WASHINGTON — Maj. Gen. Michael K. Nagata, commander of American Special Operations forces in the Middle East, sought help this summer in solving an urgent problem for the American military: What makes the Islamic State so dangerous?


Trying to decipher this complex enemy — a hybrid terrorist organization and a conventional army — is such a conundrum that General Nagata assembled an unofficial brain trust outside the traditional realms of expertise within the Pentagon, State Department and intelligence agencies, in search of fresh ideas and inspiration. 

Business professors, for example, are examining the Islamic State’s marketing and branding strategies.

“We do not understand the movement, and until we do, we are not going to defeat it,” he said, according to the confidential minutes of a conference call he held with the experts. “We have not defeated the idea. We do not even understand the idea.”

General Nagata’s frustration is shared by other American officials. Even as President Obama and his top civilian and military aides express growing confidence that Iraqi troops backed by allied airstrikes have blunted the Islamic State’s momentum on the ground in Iraq and undermined its base of support in Syria, other officials acknowledge they have barely made a dent in the larger, longer-term campaign to kill the ideology that animates the terrorist movement.

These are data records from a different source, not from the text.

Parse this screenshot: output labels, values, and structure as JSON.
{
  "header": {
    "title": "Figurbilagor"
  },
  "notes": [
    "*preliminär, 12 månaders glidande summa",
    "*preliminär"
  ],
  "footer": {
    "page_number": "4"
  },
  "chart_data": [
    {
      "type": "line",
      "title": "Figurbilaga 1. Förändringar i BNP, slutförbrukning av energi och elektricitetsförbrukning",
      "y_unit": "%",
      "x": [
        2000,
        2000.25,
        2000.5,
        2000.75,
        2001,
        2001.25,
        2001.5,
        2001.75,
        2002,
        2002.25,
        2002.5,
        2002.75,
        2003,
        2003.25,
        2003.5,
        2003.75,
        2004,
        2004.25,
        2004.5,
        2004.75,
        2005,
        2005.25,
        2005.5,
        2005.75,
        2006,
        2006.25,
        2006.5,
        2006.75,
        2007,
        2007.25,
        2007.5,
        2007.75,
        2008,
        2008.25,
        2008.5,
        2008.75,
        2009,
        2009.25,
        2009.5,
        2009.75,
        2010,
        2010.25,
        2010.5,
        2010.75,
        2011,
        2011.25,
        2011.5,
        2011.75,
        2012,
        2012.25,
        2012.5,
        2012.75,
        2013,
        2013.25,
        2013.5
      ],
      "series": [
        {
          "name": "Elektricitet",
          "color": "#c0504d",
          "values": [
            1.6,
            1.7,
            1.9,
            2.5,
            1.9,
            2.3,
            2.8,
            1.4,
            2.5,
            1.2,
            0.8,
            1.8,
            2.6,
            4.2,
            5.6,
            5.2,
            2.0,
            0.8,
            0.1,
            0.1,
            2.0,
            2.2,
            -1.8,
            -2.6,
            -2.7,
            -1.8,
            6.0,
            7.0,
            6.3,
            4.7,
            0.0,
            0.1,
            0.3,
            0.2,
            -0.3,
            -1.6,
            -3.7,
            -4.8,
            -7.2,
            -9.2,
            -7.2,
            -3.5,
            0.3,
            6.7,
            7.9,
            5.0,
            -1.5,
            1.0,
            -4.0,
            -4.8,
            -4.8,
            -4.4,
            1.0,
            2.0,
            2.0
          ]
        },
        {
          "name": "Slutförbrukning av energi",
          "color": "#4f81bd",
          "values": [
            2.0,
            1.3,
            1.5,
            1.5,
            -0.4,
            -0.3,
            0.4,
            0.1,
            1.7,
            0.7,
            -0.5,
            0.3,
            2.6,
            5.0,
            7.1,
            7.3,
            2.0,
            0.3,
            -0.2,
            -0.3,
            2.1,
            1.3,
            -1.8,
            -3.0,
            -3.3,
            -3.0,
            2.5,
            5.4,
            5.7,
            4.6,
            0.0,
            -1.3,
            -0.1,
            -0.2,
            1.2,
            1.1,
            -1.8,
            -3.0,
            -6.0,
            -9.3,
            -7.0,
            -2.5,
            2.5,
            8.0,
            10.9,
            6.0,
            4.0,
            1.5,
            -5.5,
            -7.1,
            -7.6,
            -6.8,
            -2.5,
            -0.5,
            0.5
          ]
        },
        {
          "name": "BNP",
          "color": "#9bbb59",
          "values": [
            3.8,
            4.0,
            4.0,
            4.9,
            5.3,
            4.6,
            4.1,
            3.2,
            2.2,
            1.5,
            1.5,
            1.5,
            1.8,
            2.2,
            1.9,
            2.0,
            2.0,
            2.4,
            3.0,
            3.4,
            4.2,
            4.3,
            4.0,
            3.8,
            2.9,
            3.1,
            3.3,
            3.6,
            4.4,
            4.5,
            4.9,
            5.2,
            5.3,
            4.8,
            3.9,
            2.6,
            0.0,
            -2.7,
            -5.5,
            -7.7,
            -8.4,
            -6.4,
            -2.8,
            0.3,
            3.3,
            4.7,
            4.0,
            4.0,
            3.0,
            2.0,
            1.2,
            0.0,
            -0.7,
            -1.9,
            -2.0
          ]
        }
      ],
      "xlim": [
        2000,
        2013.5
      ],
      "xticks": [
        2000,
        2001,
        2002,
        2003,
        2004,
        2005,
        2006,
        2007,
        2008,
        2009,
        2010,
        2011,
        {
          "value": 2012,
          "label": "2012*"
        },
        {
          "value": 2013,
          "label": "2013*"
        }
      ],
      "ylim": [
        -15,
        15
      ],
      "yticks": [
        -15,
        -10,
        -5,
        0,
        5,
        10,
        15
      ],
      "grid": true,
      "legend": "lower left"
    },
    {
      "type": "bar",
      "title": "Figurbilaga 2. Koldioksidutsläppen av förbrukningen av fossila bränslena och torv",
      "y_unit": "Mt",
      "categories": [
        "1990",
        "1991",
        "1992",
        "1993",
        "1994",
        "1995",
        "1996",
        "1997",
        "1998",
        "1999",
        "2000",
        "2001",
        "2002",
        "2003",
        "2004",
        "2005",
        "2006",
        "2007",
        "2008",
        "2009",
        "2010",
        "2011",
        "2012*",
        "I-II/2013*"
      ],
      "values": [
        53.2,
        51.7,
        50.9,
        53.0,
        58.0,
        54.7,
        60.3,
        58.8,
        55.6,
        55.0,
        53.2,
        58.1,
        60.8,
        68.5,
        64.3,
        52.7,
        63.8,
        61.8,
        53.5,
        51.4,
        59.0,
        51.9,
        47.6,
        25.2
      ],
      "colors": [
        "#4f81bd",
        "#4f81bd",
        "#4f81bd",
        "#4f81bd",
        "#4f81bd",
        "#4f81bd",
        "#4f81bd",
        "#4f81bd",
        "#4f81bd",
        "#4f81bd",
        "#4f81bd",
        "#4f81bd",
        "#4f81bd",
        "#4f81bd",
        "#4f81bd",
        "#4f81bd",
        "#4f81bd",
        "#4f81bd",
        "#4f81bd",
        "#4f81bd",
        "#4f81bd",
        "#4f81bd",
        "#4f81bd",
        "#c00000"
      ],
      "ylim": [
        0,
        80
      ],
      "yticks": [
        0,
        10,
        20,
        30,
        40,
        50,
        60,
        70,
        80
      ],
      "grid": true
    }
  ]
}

Four months after his initial session with the outside advisers, General Nagata, one of the military’s rising stars and the man Mr. Obama has tapped to train a Pentagon-backed army of Syrian rebels to fight the Islamic State, is still searching for answers.

“Those questions and observations are my way of probing and questioning,” General Nagata said in a brief email this month, declining on orders from his superiors to say any more.

The minutes of internal conference calls between General Nagata and more than three dozen experts he convened through Pentagon channels in August and October offer an unusual insight into the struggle to understand the Islamic State as a movement, and where the American military’s top leaders are most focused.

One of the panel’s initial observations that has intrigued General Nagata is the Islamic State’s “capacity to control” a population, according to the minutes.

It is not so much the number of troops or types of weapons the militants use, the experts said. Rather, it is the intangible means by which the Islamic State, also called ISIS or ISIL, wrests and maintains control over territory and its people.

This ability, they discussed, centers on “psychological tactics such as terrorizing populations, religious and sectarian narratives, economic controls.”

The minutes reveal disagreements among the experts over whether ISIS’ main objective is ideological or territorial — General Nagata encourages competing views, urging the group to have “one hell of a debate” over his questions.

But the panel raised doubts whether ISIS “has the bureaucratic sophistication necessary to govern.”
“The fact that someone as experienced in counterterrorism as Mike Nagata is asking these kind of questions shows what a really tough problem this is,” said Michael T. Flynn, a retired three-star Army general and former director of the Defense Intelligence Agency who has publicly raised similar concerns.

A final report by the group, which draws from industry, academia and policy research organizations, is due next month.


How to defang the Islamic State’s enticing narrative weighs heavily on many other senior administration officials, as well as top leaders in the Middle East and Europe.